A few weeks ago, I heard about this program called “A Year With Myself: A Yearlong Adventure Of Empowering Yourself“. Every week you receive a new lesson with articles by well-known people in the personal growth and creativity fields, with some writing prompts and some actions you can take to dig into the theme for each week. It’s a go-at-your-own-pace kind of a thing, which is good, because I’m just now getting around to posting about weeks 1 and 2, the themes of which are “The Threshold”, and “Roots”.
So, I don’t know if I’ve mentioned this before or not, but I am really weird about my name. I think it stems from the fact that my name is Jennifer and I was born in the early 1970’s, at which time every other girl was also named Jennifer. So I grew up always having to give both of my names, to distinguish myself from all the other Jennifers around me. But I never really thought about it, because that was what all the Jennifers had to do. It wasn’t ever any kind of “Thing”.
Then I hit 5th grade, and the weirdest thing happened. We were all asked to write our name on pieces of construction paper that would then be taped to the front of our desks, and for some reason, which I still haven’t figured out, I watched myself write down “Jenny”. It was so odd. I have no idea where that came from. So now, for the past almost-30 years, I have been Jenny, at school, at work, and with my friends. But not with my family, who still call me Jennifer or Jen.
(On a related note, for some reason this topic came up over Christmas, and regarding my self-assigned “nickname”, my mom said, “Well, you’ll notice that we completely rejected that, and refuse to call you by that name. And I burst out laughing and said, “Well that’s OK, because all this you’ve not been allowed to call me Jenny.”)

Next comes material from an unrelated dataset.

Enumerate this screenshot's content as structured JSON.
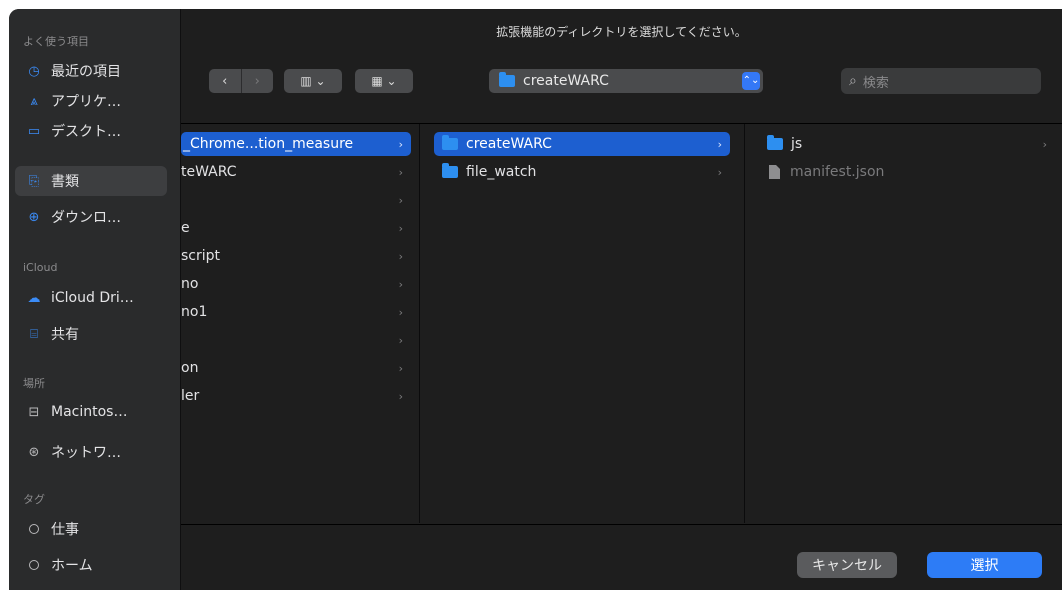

Then in addition to all of this, for some reason I inspire those around me to make up their own nicknames for me, some of which have included J.D. Hogg (from “The Dukes Of Hazard”, based on my initials), J.R. (ditto), and my personal favorite, bestowed upon me by a fellow bookseller when I worked at one of the big chain bookstores, “Jennyer”, which is defined as “a heightened state of being Jenny”.
The reason I’m bringing all of this up now is that this is the year I turn 40, which is a h-u-g-e threshold for me. I’ve been doing a lot of thinking about how I want to transition into the next decade of my life, and as part of this transformation I’ve wondered if I want to go back to being called Jennifer (I’m leaning towards no.)
The other big difference between the start of this year and the start of the last few years is that I’m actually feeling fairly good, physically speaking. Things have been sort of stable and manageable for a while, which means that I actually have energy and excitement and ideas about some new projects I might work on, and some new goals I might work toward. (I’m saying this all very quietly, because I don’t want to scare it all away.)
So in response to the writing prompt by Patti Digh from chapter 1, ” What spaces are you standing between? What ‘monkey bar’ (explained in the article, if you want to check it out. Chapter 1 is free to download) are you moving from, and what monkey bar are you moving to, in 2012?, I would say this:
I am moving from a year (or 4) of fighting for my health to the exclusion of everything else, to a year that already has lots of space and inspiration for welcoming in my new desires.
It is a still place. It’s not stagnant, just still. It is a place of breathing deeply and easily. It is a place of gathering resources and planting desires. It is restful. It is peaceful and calm. It is supportive and nourishing and welcoming. It is not scary at all. And it’s been a hell of a long time in coming.
After mindfully considering and actively engaging in your current thresholds, chapter 2 then asks you to consider your roots, and your compass. It asks you to think about the foundation that will sustain you, and the tools that will help guide you and keep you connected to yourself as you undertake the journey of this year.
This week’s prompts come from Goddess Leonie Dawson who asks, “Have you found your soul’s compass yet?” And then, from the creator of this program, C.A. Kobu, “What do roots mean for you?”
As I’ve been learning over the past few years, my most basic, fundamental grounding in this world is my body. I couldn’t experience anything here were it not for living inside this body.
So then there are roots to support my body: eating, drinking, taking care of my health, movement, building strength and endurance, staying limber.
And then the roots to support these practices are my beliefs:
-I deserve to be here, just ‘cuz
-I am allowed to take care of my body
-I am allowed to have places where I start and others begin
-It is OK to enjoy being in my body
-I can trust my body, because it knows exactly what to do
Everything else flows out of this place.